Contrary to the U.S. dependency on multiple overseas naval bases, China has just one military base in Djibouti. However, multiple analyses have emphasized the importance of commercial overseas port facilities in securing sea lanes, reflecting the intertwined growth of China's overseas commercial ports, the modernization of the PLA Navy, and its ambitions in the so-called “far seas.” Revealed in 2015, China's naval strategy, entitled the Near Seas Defense and Far Seas Protection, outlines the PLA Navy's goals to expand its reach. Whereas "near seas" refer to waters adjacent to China's borders, the "far seas" encompass all maritime routes worldwide and Beijing's intent to exert global influence without overtly designating its overseas facilities as military bases.
Where Chinese companies lead the development of commercial ports worldwide designed to accommodate large container ships, these facilities could have a dual purpose. That includes potential military applications, possibly granting China a more extensive and dependable logistics network, ensuring that the PLA Navy’s ships remain functional and crews are well-supported and combat-ready. That aligns with China's 2017 National Defense Transportation Law, which lays the groundwork for harnessing civilian transportation resources to support military missions. The structure for such mobilization is intricate, necessitating collaboration among military, civilian government, and civilian enterprises that could be anywhere worldwide when required. Ultimately, this blurred distinction between civil and military functions at China's commercial ports has sparked worries for the United States. These concerns have been shared with allies like Israel and the United Arab Emirates, countries where China manages ports.

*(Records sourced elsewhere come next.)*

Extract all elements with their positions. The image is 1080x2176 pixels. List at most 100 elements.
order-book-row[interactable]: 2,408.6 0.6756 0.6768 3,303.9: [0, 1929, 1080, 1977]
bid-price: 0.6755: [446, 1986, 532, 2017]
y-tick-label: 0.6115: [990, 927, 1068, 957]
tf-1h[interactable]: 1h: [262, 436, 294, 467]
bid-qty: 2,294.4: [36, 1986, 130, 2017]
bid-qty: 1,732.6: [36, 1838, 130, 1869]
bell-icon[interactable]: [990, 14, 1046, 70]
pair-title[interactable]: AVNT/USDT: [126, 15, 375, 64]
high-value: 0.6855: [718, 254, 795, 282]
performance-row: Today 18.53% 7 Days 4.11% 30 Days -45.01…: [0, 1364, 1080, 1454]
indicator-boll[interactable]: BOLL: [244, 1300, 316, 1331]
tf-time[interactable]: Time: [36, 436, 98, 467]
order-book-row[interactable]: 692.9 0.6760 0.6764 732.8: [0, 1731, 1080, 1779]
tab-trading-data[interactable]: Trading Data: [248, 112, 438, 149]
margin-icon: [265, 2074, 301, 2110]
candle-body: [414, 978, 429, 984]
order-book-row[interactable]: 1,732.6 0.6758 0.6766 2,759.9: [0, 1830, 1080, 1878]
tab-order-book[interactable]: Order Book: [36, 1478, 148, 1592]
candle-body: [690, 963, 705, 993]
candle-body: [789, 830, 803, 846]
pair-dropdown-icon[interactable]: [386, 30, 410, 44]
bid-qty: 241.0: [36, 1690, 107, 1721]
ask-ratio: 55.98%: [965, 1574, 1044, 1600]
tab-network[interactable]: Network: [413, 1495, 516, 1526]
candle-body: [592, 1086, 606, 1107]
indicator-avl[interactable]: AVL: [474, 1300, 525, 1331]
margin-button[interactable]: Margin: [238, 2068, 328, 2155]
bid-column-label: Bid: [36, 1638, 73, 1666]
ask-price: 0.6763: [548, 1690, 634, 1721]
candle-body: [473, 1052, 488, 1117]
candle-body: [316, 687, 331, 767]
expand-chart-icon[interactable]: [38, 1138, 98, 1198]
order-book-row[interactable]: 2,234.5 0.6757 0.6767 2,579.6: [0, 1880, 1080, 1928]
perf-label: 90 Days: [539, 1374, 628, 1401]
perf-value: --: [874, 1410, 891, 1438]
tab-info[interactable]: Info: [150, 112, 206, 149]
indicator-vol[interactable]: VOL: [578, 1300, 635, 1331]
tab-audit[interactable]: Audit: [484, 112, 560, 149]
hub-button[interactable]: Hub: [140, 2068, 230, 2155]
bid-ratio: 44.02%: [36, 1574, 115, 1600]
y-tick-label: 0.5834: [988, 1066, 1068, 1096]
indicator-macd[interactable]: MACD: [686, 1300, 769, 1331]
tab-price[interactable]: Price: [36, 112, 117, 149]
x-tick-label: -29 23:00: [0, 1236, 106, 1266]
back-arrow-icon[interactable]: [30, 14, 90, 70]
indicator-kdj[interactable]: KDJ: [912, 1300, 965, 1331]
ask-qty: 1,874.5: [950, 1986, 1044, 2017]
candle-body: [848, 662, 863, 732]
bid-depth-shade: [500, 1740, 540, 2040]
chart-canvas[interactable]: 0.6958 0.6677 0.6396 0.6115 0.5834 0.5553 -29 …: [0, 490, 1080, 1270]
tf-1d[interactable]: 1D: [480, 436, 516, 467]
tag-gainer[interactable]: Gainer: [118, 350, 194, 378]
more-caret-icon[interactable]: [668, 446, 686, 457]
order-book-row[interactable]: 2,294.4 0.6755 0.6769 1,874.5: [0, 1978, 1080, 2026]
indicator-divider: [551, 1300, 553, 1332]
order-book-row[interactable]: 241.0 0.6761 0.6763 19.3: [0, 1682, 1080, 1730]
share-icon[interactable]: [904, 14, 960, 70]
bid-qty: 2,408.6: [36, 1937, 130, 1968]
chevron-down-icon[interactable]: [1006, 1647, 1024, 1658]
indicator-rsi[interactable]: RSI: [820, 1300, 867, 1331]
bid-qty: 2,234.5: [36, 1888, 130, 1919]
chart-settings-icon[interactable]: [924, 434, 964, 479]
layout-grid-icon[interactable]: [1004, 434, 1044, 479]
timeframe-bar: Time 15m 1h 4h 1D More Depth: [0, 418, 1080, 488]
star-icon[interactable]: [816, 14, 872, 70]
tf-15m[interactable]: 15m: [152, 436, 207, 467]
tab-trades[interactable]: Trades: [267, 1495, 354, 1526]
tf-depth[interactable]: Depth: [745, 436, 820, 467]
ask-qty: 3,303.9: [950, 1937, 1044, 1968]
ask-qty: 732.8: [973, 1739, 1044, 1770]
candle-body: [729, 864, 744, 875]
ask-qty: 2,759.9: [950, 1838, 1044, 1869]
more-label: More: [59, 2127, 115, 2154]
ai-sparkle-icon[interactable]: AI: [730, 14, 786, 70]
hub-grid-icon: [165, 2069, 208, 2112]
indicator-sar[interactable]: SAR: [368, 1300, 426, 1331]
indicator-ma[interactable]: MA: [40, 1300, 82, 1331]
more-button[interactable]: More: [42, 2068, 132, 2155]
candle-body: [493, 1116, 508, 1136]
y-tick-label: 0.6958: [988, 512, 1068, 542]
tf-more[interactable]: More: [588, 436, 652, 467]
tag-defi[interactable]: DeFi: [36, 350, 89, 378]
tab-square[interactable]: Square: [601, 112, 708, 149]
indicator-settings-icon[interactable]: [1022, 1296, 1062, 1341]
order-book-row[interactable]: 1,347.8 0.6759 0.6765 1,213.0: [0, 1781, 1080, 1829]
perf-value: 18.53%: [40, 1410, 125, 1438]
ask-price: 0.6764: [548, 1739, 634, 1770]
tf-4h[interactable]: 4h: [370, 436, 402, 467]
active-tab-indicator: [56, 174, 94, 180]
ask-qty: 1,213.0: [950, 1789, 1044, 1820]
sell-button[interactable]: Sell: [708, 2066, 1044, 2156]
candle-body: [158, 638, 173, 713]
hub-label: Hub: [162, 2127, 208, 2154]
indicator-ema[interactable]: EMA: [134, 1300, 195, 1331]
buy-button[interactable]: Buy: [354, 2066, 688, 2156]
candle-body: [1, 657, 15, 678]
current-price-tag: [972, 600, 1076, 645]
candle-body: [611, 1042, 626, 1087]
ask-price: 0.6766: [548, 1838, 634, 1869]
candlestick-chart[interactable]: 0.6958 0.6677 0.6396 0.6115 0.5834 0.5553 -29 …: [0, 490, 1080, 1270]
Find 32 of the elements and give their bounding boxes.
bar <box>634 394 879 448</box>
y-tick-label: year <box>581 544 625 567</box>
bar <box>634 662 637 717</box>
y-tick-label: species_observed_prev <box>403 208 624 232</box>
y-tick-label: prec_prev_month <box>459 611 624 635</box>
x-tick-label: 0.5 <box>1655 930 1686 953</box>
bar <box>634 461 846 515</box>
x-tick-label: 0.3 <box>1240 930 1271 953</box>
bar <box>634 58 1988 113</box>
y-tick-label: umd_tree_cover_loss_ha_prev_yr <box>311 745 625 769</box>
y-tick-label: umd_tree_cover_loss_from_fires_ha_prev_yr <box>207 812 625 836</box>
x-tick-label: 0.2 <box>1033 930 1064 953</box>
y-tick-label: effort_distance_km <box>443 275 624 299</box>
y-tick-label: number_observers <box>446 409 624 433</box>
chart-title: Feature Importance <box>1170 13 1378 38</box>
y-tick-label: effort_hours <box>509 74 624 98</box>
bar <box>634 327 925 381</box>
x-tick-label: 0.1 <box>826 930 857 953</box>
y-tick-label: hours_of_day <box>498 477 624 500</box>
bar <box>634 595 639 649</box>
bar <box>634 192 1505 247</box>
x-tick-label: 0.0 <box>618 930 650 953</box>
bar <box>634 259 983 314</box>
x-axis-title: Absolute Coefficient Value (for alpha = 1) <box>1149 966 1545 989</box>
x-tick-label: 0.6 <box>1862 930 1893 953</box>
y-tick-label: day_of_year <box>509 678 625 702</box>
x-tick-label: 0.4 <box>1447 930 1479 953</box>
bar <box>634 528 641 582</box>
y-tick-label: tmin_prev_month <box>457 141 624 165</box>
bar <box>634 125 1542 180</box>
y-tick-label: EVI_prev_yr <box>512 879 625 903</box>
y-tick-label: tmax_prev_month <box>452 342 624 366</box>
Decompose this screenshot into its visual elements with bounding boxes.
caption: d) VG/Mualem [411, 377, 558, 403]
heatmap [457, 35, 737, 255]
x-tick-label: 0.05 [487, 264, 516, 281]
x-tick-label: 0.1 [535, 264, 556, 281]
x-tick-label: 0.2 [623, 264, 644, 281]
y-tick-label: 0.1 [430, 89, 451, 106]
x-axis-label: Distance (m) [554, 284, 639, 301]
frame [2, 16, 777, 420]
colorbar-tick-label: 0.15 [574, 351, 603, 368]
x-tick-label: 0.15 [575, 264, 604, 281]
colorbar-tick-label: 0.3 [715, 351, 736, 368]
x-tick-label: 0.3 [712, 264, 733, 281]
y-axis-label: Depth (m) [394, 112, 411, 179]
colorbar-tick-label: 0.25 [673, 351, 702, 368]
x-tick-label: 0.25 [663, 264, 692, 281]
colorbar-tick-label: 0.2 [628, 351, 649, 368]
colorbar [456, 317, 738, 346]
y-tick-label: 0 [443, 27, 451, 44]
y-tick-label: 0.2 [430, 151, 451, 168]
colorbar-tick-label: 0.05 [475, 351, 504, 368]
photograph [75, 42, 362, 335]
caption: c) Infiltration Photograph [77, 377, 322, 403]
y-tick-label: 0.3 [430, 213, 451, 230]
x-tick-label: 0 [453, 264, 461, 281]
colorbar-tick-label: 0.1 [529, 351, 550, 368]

The primary fear is that these facilities might have a dual purpose, including intelligence gathering and potential military applications that could undermine U.S. interests in the region.
Transparency and the need for balance
China's growing presence in Egypt's strategic ports and the Suez Canal brings both opportunities and complexities. While Beijing has promised economic growth and improved connectivity, Egypt must also weigh the potential downsides. Egypt’s financial vulnerability, relatively weak bargaining position with China, and the risk of domination all require attention. So too do issues of transparency and public oversight, and making a well-informed decision will necessitate careful domestic deliberation. Reliance on Chinese technology and the interplay between commerce and military concerns add further complexity. Ultimately, Egypt should balance gains and risks through transparent agreements, diverse partnerships, and strategic negotiations. This approach supports economic benefits while preserving sovereignty. Striving for equilibrium should be crucial for Egypt's ambition to become a maritime hub amid changing global dynamics.